En France, un premier cas de variole du singe a été détecté

Un premier cas de variole du singe vient d’être signalé en France.
Un premier cas de variole du singe vient d’être signalé en France. - Photo Wikipedia

La Direction générale de la Santé (DGS) a annoncé ce jeudi 19 mai 2022 qu’un cas suspect de variole du singe venait d’être signalé en Ile-de-France. C’est le premier cas de cette maladie très rare en Europe à être détecté sur le territoire.

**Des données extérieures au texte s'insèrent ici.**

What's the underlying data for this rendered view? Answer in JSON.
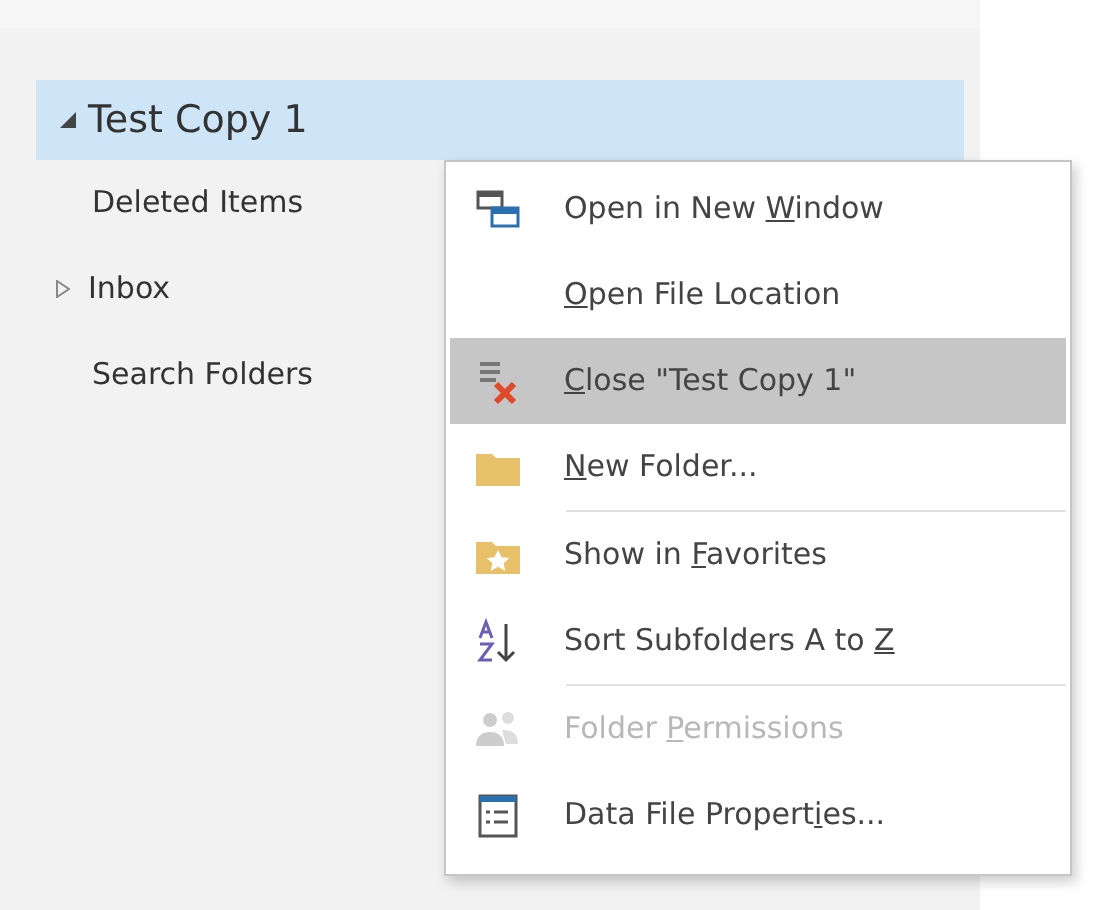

Plusieurs dizaines de cas suspects ou confirmés de variole du singe ont été détectés depuis début mai en Europe et en Amérique du Nord, laissant craindre un début de propagation de cette maladie endémique en Afrique de l’Ouest.

Le Royaume-Uni, signalé des cas en premier, détectés à partir du 6 mai, a indiqué dans un communiqué mercredi soir en avoir identifié deux nouveaux, ce qui porte à neuf le nombre total de personnes infectées.

Mercredi, l’Espagne, le Portugal, le Canada et les États-Unis ont, tour à tour, signalé avoir repéré la présence de la variole du singe, ou ce qui semble l’être, sur leur territoire.

« À ce stade, les cas rapportés sont majoritairement bénins, et il n’y a pas de décès signalé », poursuit la DGS, qui évoque tout de même « un phénomène inhabituel » et appelle les professionnels de santé « à la vigilance ».

Pas de traitement

La variole du singe, ou orthopoxvirose simienne, est une zoonose virale rare, comme l’indique l’OMS sur son site, c’est-à-dire un virus transmis à l’être humain par les animaux. La maladie a été détectée pour la première fois sur l’homme en 1970, en République Démocratique Du Congo. Depuis, la majorité des cas ont été recensés dans des régions rurales et des zones de forêts tropicales humides dans le Bassin du Congo ainsi qu’en Afrique de l’Ouest, où le virus est endémique, toujours d’après l’OMS.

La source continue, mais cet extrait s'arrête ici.